I estimate that it took approximately four times more effort and time than a traditional exam, so effort and hours are an issue, but ultimately we think this effort is worthwhile.
Justin Thomas, Abu Dhabi
Hoping for clearer food labelling
In response to Labels latest weapon in healthy diet push (November 25), I really hope that the labelling system works in the UAE, like it does in the US.
People need to know what they are putting in their bodies. Omitting the information necessary to their well-being encourages mindless eating. It pains me seeing children being fed burgers, fries, ice creams and sodas when they are at risk of becoming obese, so I'm hopeful that the nutritional labels will make people think twice before reaching for unhealthy food.
Michel Sabbagh, Abu Dhabi
UAE benefits from new free zones
The article GCC cannot thrive on revenue from oil alone (February 23) was very illuminating.
If new "free trade zones" are established, the GCC may become a global centre for non-oil economic activities, and foreign direct investment will pour into telecommunications, electricity, postal services, tourism, health and education.
Dilara Akay, Turkey
Brit music scene is still thriving
In A look back on the more raucous years of the Brit Awards (February 21), your article stated: "It is inarguable that British pop music is at a very low ebb creatively."

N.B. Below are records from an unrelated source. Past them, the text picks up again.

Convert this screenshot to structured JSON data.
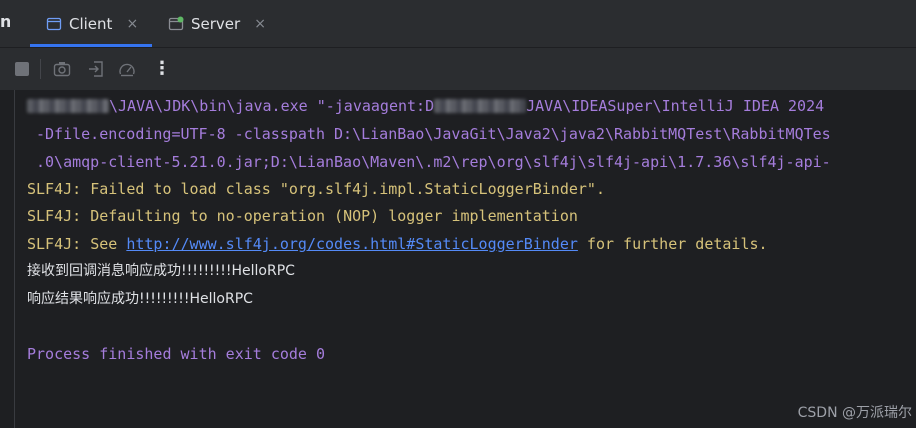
{
  "tabs": {
    "edge_label": "n",
    "items": [
      {
        "label": "Client",
        "active": true
      },
      {
        "label": "Server",
        "active": false
      }
    ],
    "close_glyph": "×"
  },
  "toolbar": {
    "more_glyph": "⋮"
  },
  "console": {
    "cmd1_a": "\\JAVA\\JDK\\bin\\java.exe \"-javaagent:D",
    "cmd1_b": "JAVA\\IDEASuper\\IntelliJ IDEA 2024",
    "cmd2": "-Dfile.encoding=UTF-8 -classpath D:\\LianBao\\JavaGit\\Java2\\java2\\RabbitMQTest\\RabbitMQTes",
    "cmd3": ".0\\amqp-client-5.21.0.jar;D:\\LianBao\\Maven\\.m2\\rep\\org\\slf4j\\slf4j-api\\1.7.36\\slf4j-api-",
    "warn1": "SLF4J: Failed to load class \"org.slf4j.impl.StaticLoggerBinder\".",
    "warn2": "SLF4J: Defaulting to no-operation (NOP) logger implementation",
    "warn3_prefix": "SLF4J: See ",
    "warn3_link": "http://www.slf4j.org/codes.html#StaticLoggerBinder",
    "warn3_suffix": " for further details.",
    "out1": "接收到回调消息响应成功!!!!!!!!!HelloRPC",
    "out2": "响应结果响应成功!!!!!!!!!HelloRPC",
    "exit": "Process finished with exit code 0"
  },
  "watermark": "CSDN @万派瑞尔",
  "colors": {
    "accent": "#3574f0",
    "command": "#a57ddc",
    "warning": "#d6c27a",
    "link": "#548af7"
  }
}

If this were really the case, a UAE newspaper would not be writing about a British music awards ceremony. I watched The Brits and was highly impressed by the standard and diversity of British acts. Take Adele, you don't become the biggest-selling album of the 21st century by being bland and boring.
Leaving aside that The Brits are for commercially successful artists, there is plenty of evidence that the UK music scene is awash with inspiration and creativity. Let England Shake by PJ Harvey, Sigh No More by Mumford and Sons and Build A Rocket Boys by Elbow are exceptional. Add to this the likes of Coldplay, Florence and the Machine, and Arctic Monkeys and you can see why the whole world is listening.